Date of Award

Fall 2013

Document Type


Degree Name

Doctor of Philosophy (PhD)


Civil Engineering

First Advisor

Erez N. Allouche


The research work presented in this thesis has two broad objectives as well as five individual goals. The first objective is to search and determine the minimum cost and corresponding goodness-of-fit by using a different combination of methods that are capable of resolving the problem that exists in multiple segments. This approach can account for variations in unit price and the cost of the design and the inspection associated with multiple methods. The second objective is to calculate the minimum risk for the preferred solution set. The five individual goals are 1) reduction in total cost, 2) application of Genetic Algorithm (GA) for construction method selection with focus on trenchless technology, 3) application of Fuzzy Inference System for likelihood of risk, 4) risk assessment in HDD projects, and 5) Carbon footprint calculation.

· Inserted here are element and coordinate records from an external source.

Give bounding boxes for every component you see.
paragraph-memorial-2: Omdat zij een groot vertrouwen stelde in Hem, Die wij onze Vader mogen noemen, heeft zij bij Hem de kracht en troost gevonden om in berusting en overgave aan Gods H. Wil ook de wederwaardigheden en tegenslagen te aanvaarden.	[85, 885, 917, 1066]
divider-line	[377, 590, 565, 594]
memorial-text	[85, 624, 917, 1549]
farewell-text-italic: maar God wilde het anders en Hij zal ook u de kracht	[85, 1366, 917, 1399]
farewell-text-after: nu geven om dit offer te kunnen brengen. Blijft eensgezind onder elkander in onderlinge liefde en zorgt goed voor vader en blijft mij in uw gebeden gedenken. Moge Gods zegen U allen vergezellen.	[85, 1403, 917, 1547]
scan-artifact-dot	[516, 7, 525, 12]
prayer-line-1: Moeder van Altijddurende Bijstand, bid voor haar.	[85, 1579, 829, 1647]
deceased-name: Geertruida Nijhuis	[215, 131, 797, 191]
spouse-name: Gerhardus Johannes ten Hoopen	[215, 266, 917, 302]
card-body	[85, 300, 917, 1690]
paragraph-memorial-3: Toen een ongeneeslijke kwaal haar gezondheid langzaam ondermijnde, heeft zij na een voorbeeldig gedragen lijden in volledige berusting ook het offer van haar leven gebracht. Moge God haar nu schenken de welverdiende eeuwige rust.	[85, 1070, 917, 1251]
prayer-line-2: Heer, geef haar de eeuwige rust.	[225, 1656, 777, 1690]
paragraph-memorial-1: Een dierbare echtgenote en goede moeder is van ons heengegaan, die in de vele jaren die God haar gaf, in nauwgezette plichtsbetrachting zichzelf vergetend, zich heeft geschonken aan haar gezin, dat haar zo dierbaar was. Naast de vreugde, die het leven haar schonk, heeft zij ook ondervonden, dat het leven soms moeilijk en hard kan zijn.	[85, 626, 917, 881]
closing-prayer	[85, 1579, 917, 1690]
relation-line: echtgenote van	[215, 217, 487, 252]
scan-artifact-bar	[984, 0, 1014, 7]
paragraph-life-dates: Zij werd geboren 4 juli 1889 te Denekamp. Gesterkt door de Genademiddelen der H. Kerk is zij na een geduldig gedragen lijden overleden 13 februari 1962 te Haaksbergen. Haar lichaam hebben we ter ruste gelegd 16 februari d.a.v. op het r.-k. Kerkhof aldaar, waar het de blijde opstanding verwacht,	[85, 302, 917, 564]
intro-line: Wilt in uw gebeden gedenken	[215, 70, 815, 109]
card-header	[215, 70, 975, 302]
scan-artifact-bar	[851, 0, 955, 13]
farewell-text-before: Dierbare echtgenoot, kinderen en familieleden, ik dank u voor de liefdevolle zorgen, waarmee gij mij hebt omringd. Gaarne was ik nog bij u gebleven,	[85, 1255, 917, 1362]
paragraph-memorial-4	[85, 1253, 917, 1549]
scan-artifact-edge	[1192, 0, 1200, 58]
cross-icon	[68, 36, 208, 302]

In most construction projects, multiple segments are involved in a single project. However, there is no single model developed yet to aid the selection of appropriate method(s) based on the consideration of multiple-criteria. In this study, a multi-segment conceptualizes a combination of individuals or groups of mainlines, manholes, and laterals. Multi-criteria takes into account the technical viability, direct cost, social cost, carbon footprint, and risks in the pipelines. Three different segments analyzed are 1) an 8 inch diameter, 280 foot long gravity sewer pipe, 2) a 21 inch diameter, 248 foot long gravity sewer pipe, and 3) a 12 inch diameter, 264 foot long gravity sewer pipe. It is found that GA would not only eliminate the shortcomings of competing mathematical approaches, but also enables complex optimization scenarios to be examined quickly to the optimization of multi-criteria for multi-segments.

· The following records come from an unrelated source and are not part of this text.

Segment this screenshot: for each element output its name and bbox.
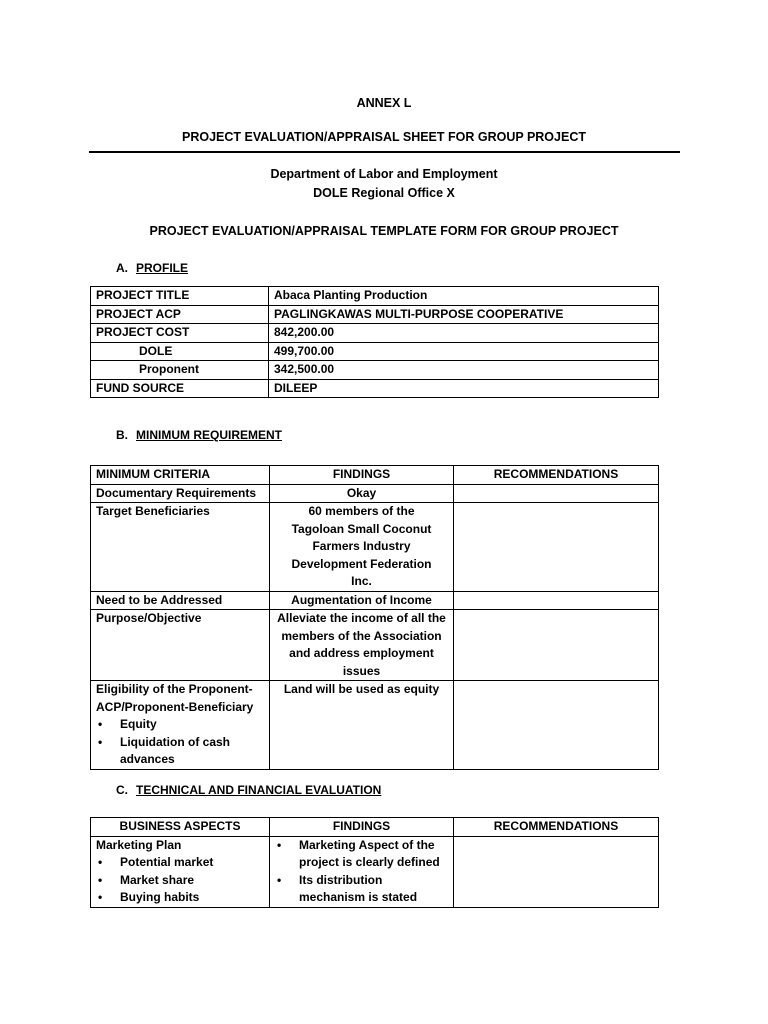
criteria-cell (91, 681, 270, 770)
findings-cell (270, 836, 454, 907)
table-header-row (91, 818, 659, 837)
criteria-cell: Documentary Requirements (91, 484, 270, 503)
regional-office: DOLE Regional Office X (313, 186, 455, 200)
bullet-item: • Equity (96, 716, 264, 734)
column-header: MINIMUM CRITERIA (91, 466, 270, 485)
section-a-heading (116, 261, 188, 275)
profile-value: 499,700.00 (269, 342, 659, 361)
profile-value: DILEEP (269, 379, 659, 398)
recommendations-cell (454, 681, 659, 770)
findings-cell: 60 members of the Tagoloan Small Coconut Farmers Industry Development Federation Inc. (270, 503, 454, 592)
aspect-bullets (96, 854, 264, 907)
bullet-item: • Marketing Aspect of the project is clearly defined (275, 837, 448, 872)
column-header: FINDINGS (270, 818, 454, 837)
findings-cell: Okay (270, 484, 454, 503)
table-row (91, 503, 659, 592)
profile-label: FUND SOURCE (91, 379, 269, 398)
bullet-item: • Buying habits (96, 889, 264, 907)
section-c-heading (116, 783, 381, 797)
table-row (91, 342, 659, 361)
profile-value: Abaca Planting Production (269, 287, 659, 306)
criteria-text: Eligibility of the Proponent-ACP/Proponent-Beneficiary (96, 682, 254, 714)
profile-label: PROJECT TITLE (91, 287, 269, 306)
table-row (91, 361, 659, 380)
findings-cell: Land will be used as equity (270, 681, 454, 770)
criteria-cell: Purpose/Objective (91, 610, 270, 681)
recommendations-cell (454, 610, 659, 681)
recommendations-cell (454, 503, 659, 592)
findings-cell: Augmentation of Income (270, 591, 454, 610)
table-row (91, 591, 659, 610)
section-b-heading (116, 428, 282, 442)
profile-value: 342,500.00 (269, 361, 659, 380)
section-title: MINIMUM REQUIREMENT (136, 428, 282, 442)
column-header: RECOMMENDATIONS (454, 466, 659, 485)
bullet-item: • Market share (96, 872, 264, 890)
recommendations-cell (454, 836, 659, 907)
profile-table (90, 286, 659, 398)
section-letter: B. (116, 428, 128, 442)
aspect-cell (91, 836, 270, 907)
findings-cell: Alleviate the income of all the members of the Association and address employment issues (270, 610, 454, 681)
profile-label: DOLE (91, 342, 269, 361)
criteria-bullets (96, 716, 264, 769)
department-name: Department of Labor and Employment (270, 167, 498, 181)
title-divider (89, 151, 680, 153)
profile-value: 842,200.00 (269, 324, 659, 343)
criteria-cell: Need to be Addressed (91, 591, 270, 610)
recommendations-cell (454, 484, 659, 503)
column-header: BUSINESS ASPECTS (91, 818, 270, 837)
aspect-text: Marketing Plan (96, 837, 182, 852)
form-title: PROJECT EVALUATION/APPRAISAL TEMPLATE FORM FOR GROUP PROJECT (149, 224, 619, 238)
sheet-title: PROJECT EVALUATION/APPRAISAL SHEET FOR GROUP PROJECT (182, 130, 586, 144)
bullet-item: • Potential market (96, 854, 264, 872)
bullet-item: • Liquidation of cash advances (96, 734, 264, 769)
table-row (91, 610, 659, 681)
minimum-requirement-table (90, 465, 659, 770)
annex-label: ANNEX L (356, 96, 412, 110)
profile-label: PROJECT ACP (91, 305, 269, 324)
section-letter: A. (116, 261, 128, 275)
table-header-row (91, 466, 659, 485)
bullet-item: • Its distribution mechanism is stated (275, 872, 448, 907)
profile-label: Proponent (91, 361, 269, 380)
column-header: FINDINGS (270, 466, 454, 485)
findings-bullets (275, 837, 448, 907)
section-letter: C. (116, 783, 128, 797)
table-row (91, 681, 659, 770)
technical-financial-table (90, 817, 659, 908)
section-title: TECHNICAL AND FINANCIAL EVALUATION (136, 783, 382, 797)
table-row (91, 484, 659, 503)
table-row (91, 324, 659, 343)
criteria-cell: Target Beneficiaries (91, 503, 270, 592)
profile-value: PAGLINGKAWAS MULTI-PURPOSE COOPERATIVE (269, 305, 659, 324)
profile-label: PROJECT COST (91, 324, 269, 343)
table-row (91, 287, 659, 306)
recommendations-cell (454, 591, 659, 610)
column-header: RECOMMENDATIONS (454, 818, 659, 837)
table-row (91, 305, 659, 324)
section-title: PROFILE (136, 261, 189, 275)
table-row (91, 836, 659, 907)
table-row (91, 379, 659, 398)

Furthermore, GA follows a uniform iterative procedure that is easy to code and decode for running the algorithm.

Any trenchless installation project is associated with some level of risk. Due to the underground installation of trenchless technologies, the buried risk could be catastrophic if not assessed promptly. Therefore, risk management plays a key role in the construction of utilities. Conventional risk assessment approach quantifies risk as a product of likelihood and severity of risk, and does not consider the interrelation among different risk input variables. However, in real life installation projects, the input factors are interconnected, somewhat overlapped, and exist with fuzziness or vagueness.

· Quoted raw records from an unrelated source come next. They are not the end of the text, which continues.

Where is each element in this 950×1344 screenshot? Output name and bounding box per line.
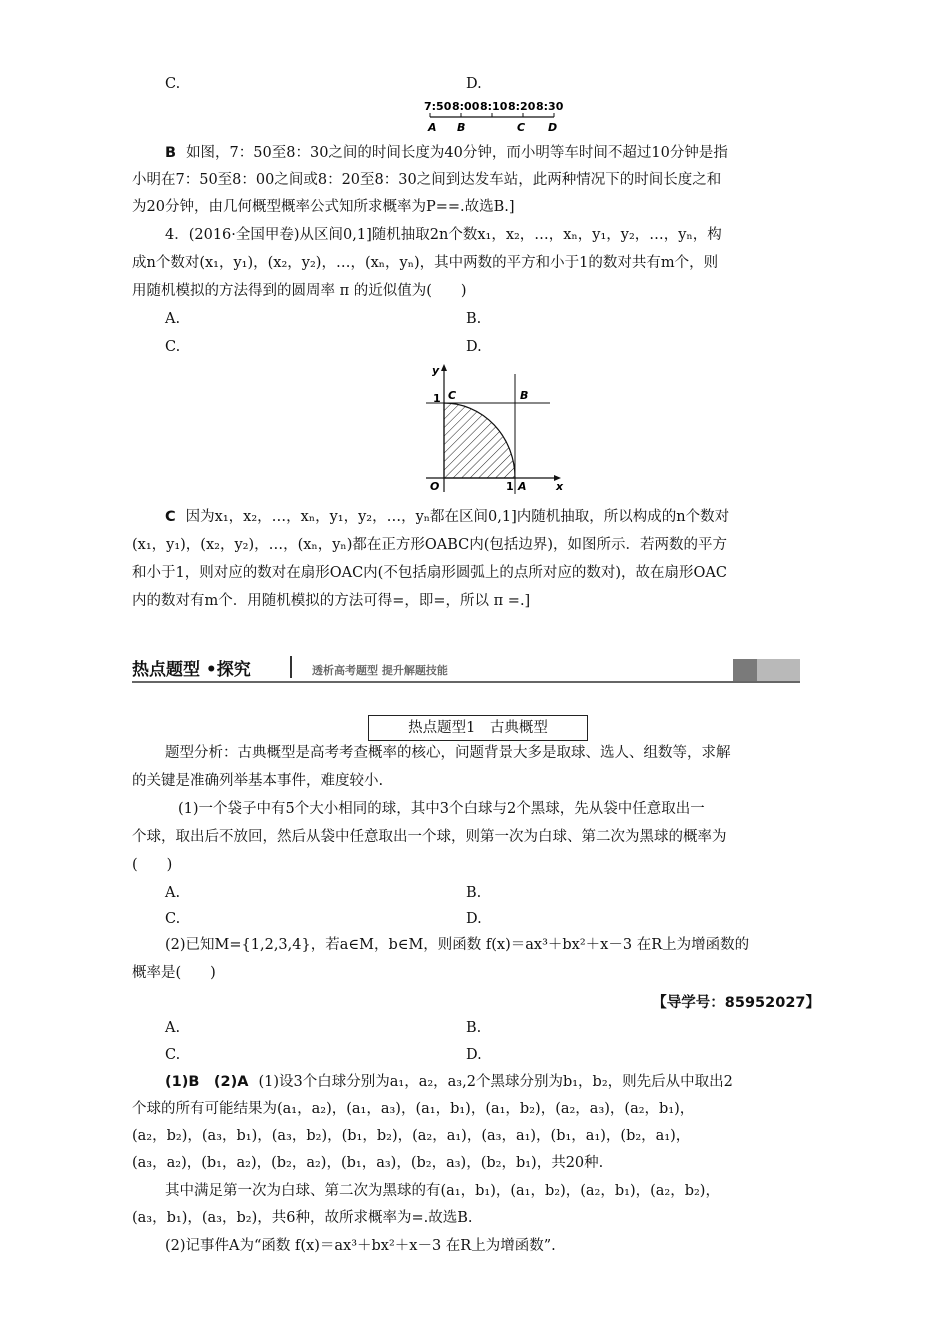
x-axis-label: x [556, 480, 564, 493]
q3-answer-line [165, 143, 855, 163]
p1-option-d: D. [466, 911, 482, 927]
time-label: 8:20 [508, 100, 536, 113]
problem1-line: 个球，取出后不放回，然后从袋中任意取出一个球，则第一次为白球、第二次为黑球的概率为 [132, 829, 727, 845]
solution-line: 个球的所有可能结果为(a₁，a₂)，(a₁，a₃)，(a₁，b₁)，(a₁，b₂)，(a₂，a₃)，(a₂，b₁)， [132, 1101, 695, 1117]
shaded-sector [444, 403, 515, 478]
point-b-label: B [520, 389, 529, 402]
answer-head: (1)B (2)A [165, 1074, 249, 1090]
solution-line [165, 1072, 855, 1092]
tick-label-x: 1 [506, 480, 514, 493]
p1-option-c: C. [165, 911, 181, 927]
q4-answer-line [165, 507, 855, 527]
q3-option-c: C. [165, 76, 181, 92]
analysis-line: 的关键是准确列举基本事件，难度较小. [132, 773, 384, 789]
q4-option-b: B. [466, 311, 482, 327]
q4-answer-line: 和小于1，则对应的数对在扇形OAC内(不包括扇形圆弧上的点所对应的数对)，故在扇形OAC [132, 565, 727, 581]
q4-stem-line: 用随机模拟的方法得到的圆周率 π 的近似值为( ) [132, 283, 467, 299]
problem2-line: 概率是( ) [132, 965, 216, 981]
point-label: A [428, 121, 437, 134]
q4-answer-line: (x₁，y₁)，(x₂，y₂)，…，(xₙ，yₙ)都在正方形OABC内(包括边界)，如图所示．若两数的平方 [132, 537, 728, 553]
q4-stem-line: 成n个数对(x₁，y₁)，(x₂，y₂)，…，(xₙ，yₙ)，其中两数的平方和小于1的数对共有m个，则 [132, 255, 719, 271]
tick-label-y: 1 [433, 392, 441, 405]
header-decoration-dark [733, 659, 757, 681]
q4-option-c: C. [165, 339, 181, 355]
time-label: 8:00 [452, 100, 480, 113]
q3-answer-line: 为20分钟，由几何概型概率公式知所求概率为P==.故选B.] [132, 199, 515, 215]
q4-answer-line: 内的数对有m个．用随机模拟的方法可得=，即=，所以 π =.] [132, 593, 531, 609]
timeline-figure [418, 96, 568, 136]
solution-line: (a₃，a₂)，(b₁，a₂)，(b₂，a₂)，(b₁，a₃)，(b₂，a₃)，(b₂，b₁)，共20种. [132, 1155, 604, 1171]
point-label: B [457, 121, 466, 134]
p2-option-c: C. [165, 1047, 181, 1063]
section-title: 热点题型 •探究 [132, 660, 251, 680]
guide-number: 【导学号：85952027】 [652, 995, 820, 1011]
problem1-line: (1)一个袋子中有5个大小相同的球，其中3个白球与2个黑球，先从袋中任意取出一 [178, 801, 705, 817]
q3-option-d: D. [466, 76, 482, 92]
section-divider [290, 656, 292, 678]
p2-option-b: B. [466, 1020, 482, 1036]
q3-answer-letter: B [165, 145, 177, 161]
section-subtitle: 透析高考题型 提升解题技能 [312, 664, 448, 677]
analysis-line: 题型分析：古典概型是高考考查概率的核心，问题背景大多是取球、选人、组数等，求解 [165, 745, 731, 761]
solution-line: (a₃，b₁)，(a₃，b₂)，共6种，故所求概率为=.故选B. [132, 1210, 473, 1226]
solution-line: 其中满足第一次为白球、第二次为黑球的有(a₁，b₁)，(a₁，b₂)，(a₂，b₁)，(a₂，b₂)， [165, 1183, 720, 1199]
point-label: D [548, 121, 558, 134]
point-a-label: A [518, 480, 527, 493]
header-decoration-light [757, 659, 800, 681]
time-label: 8:10 [480, 100, 508, 113]
origin-label: O [430, 480, 440, 493]
solution-line: (a₂，b₂)，(a₃，b₁)，(a₃，b₂)，(b₁，b₂)，(a₂，a₁)，(a₃，a₁)，(b₁，a₁)，(b₂，a₁)， [132, 1128, 691, 1144]
q4-stem-line: 4．(2016·全国甲卷)从区间0,1]随机抽取2n个数x₁，x₂，…，xₙ，y₁，y₂，…，yₙ，构 [165, 227, 722, 243]
time-label: 8:30 [536, 100, 564, 113]
problem1-line: ( ) [132, 857, 173, 873]
solution-text: (1)设3个白球分别为a₁，a₂，a₃,2个黑球分别为b₁，b₂，则先后从中取出2 [258, 1074, 733, 1090]
p2-option-a: A. [165, 1020, 181, 1036]
quarter-circle-figure [418, 360, 568, 498]
q4-answer-letter: C [165, 509, 176, 525]
q4-option-a: A. [165, 311, 181, 327]
q3-answer-line: 小明在7：50至8：00之间或8：20至8：30之间到达发车站，此两种情况下的时间长度之和 [132, 172, 722, 188]
y-axis-arrow [441, 364, 447, 371]
p2-option-d: D. [466, 1047, 482, 1063]
problem2-line: (2)已知M={1,2,3,4}，若a∈M，b∈M，则函数 f(x)＝ax³＋bx²＋x－3 在R上为增函数的 [165, 937, 750, 953]
point-c-label: C [448, 389, 457, 402]
y-axis-label: y [432, 364, 440, 377]
topic-box-title: 热点题型1 古典概型 [368, 715, 588, 741]
q3-answer-text: 如图，7：50至8：30之间的时间长度为40分钟，而小明等车时间不超过10分钟是指 [186, 145, 728, 161]
q4-answer-text: 因为x₁，x₂，…，xₙ，y₁，y₂，…，yₙ都在区间0,1]内随机抽取，所以构成的n个数对 [185, 509, 730, 525]
p1-option-b: B. [466, 885, 482, 901]
q4-option-d: D. [466, 339, 482, 355]
p1-option-a: A. [165, 885, 181, 901]
point-label: C [517, 121, 526, 134]
solution-line: (2)记事件A为“函数 f(x)＝ax³＋bx²＋x－3 在R上为增函数”. [165, 1238, 556, 1254]
time-label: 7:50 [424, 100, 452, 113]
section-rule [132, 681, 800, 683]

Fuzzy logic system surpasses this shortcoming and delivers the output through a process of fuzzification, fuzzy inference, fuzzy rules, and defuzzification. It is found in the study that Mamdani FIS has the potential to address the fuzziness, interconnection, and overlapping of different input variables and compute an overall risk output for a given scenario which is beyond the scope of conventional risk assessment.